Vision-Language Navigation on Autonomous Drone |

Code: github.com/YC11Hou/habitat-aerial-nav

Demo

Ego-centric view during trajectory generation

3-stage trajectory: Takeoff, Cruise, Landing

Overview

Built a robust pipeline to generate diverse 3D navigation trajectories in the Habitat simulator for training vision-language navigation (VLN) policies on aerial robots.

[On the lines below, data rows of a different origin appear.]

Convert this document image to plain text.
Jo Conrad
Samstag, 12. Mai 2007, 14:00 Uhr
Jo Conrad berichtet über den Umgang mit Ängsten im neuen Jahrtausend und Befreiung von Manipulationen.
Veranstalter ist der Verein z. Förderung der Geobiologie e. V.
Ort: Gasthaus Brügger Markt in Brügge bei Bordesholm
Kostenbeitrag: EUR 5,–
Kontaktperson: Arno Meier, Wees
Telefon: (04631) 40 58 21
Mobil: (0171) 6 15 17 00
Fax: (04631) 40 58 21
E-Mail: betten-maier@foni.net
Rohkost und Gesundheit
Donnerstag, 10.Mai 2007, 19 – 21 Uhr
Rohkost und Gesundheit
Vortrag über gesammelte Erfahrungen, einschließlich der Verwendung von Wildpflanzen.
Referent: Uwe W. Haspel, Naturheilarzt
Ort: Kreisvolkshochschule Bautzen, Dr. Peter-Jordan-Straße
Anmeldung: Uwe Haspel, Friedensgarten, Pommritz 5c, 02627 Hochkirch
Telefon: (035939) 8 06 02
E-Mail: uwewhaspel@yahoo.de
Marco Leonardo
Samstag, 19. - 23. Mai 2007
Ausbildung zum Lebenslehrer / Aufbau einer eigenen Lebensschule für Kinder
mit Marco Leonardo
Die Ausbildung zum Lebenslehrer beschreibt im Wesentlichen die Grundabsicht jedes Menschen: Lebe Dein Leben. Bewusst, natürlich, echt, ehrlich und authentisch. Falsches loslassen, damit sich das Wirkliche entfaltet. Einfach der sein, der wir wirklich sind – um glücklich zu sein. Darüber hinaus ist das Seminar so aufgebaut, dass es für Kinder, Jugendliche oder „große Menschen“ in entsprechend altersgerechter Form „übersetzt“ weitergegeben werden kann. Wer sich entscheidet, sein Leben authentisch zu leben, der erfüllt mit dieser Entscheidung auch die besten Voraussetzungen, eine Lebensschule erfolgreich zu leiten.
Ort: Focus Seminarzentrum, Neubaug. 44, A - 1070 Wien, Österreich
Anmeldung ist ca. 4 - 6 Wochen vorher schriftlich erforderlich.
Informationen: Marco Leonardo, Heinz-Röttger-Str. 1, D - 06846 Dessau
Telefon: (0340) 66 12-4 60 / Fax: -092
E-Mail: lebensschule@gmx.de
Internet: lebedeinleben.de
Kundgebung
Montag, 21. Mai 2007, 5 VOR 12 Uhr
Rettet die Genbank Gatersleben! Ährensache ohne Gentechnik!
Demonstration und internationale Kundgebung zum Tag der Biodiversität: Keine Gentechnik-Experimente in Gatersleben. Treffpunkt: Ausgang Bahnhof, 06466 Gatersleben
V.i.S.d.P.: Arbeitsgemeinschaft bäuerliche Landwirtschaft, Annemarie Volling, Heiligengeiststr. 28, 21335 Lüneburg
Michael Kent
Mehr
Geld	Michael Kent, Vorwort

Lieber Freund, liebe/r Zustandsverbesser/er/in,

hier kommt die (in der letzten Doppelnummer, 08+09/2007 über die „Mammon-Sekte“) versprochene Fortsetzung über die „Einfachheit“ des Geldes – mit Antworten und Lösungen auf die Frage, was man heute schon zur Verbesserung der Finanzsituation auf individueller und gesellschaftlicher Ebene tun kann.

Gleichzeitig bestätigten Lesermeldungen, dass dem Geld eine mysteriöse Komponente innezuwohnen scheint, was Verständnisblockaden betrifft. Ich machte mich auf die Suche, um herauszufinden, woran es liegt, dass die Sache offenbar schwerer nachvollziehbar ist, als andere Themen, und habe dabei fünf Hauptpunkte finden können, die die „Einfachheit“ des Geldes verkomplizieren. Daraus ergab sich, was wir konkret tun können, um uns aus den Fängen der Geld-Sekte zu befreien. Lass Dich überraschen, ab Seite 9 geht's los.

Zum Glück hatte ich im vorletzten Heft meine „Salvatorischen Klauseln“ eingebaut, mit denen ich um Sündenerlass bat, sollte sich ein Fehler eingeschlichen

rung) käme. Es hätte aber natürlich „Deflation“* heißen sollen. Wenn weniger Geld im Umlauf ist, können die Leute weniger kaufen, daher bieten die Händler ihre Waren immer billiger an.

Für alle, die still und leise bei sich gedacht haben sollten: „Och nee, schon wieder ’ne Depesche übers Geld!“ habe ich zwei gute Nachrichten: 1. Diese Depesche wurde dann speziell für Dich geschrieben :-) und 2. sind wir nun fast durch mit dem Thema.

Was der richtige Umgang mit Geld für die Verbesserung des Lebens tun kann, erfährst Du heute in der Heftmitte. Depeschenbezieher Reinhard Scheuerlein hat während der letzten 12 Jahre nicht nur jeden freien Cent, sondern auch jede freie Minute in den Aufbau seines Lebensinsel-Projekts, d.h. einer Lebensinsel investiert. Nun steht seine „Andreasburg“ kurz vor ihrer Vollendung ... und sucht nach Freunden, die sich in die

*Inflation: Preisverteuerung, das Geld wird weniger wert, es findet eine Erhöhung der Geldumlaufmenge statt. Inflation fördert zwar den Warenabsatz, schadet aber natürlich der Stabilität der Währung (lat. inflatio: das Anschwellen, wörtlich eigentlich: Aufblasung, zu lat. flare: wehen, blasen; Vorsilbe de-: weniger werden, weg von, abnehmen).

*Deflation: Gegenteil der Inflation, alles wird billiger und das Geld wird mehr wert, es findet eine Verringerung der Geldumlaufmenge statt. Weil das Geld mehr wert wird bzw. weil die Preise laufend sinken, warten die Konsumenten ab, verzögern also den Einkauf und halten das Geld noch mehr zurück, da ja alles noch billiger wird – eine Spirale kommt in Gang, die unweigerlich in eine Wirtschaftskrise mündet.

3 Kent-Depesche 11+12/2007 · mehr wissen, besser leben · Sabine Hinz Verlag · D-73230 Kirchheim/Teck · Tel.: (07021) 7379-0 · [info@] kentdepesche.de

Simulator: Habitat with 90 indoor scenes.

Pipeline

Start-Goal Pair Generation — For each of the 90 scenes, generate 200–300 random 2D start-goal pairs as navigation endpoints.
2D Cruise Path Planning — Determine a suitable constant cruising altitude for each scene, then plan a natural 2D path at that altitude using Lattice A*. Unlike standard Grid A* which produces rigid right-angle turns, Lattice A* plans over motion primitives in continuous state space \((x, y, \theta)\), producing smooth paths where the agent turns while moving forward. Heuristic:
\[H(s) = \frac{\|p - p_{goal}\|}{L} + \lambda \cdot |\Delta\theta|\]
This penalizes sharp turns to ensure smooth, realistic flight trajectories.
3D Trajectory Assembly — Prepend a takeoff segment and append a landing segment to each cruise path, forming a complete 3D trajectory. Collect RGB-D observations along the full path as video.
Instruction Generation — Use a video-to-text model to generate natural language navigation instructions from the collected observation videos, producing a complete VLN dataset.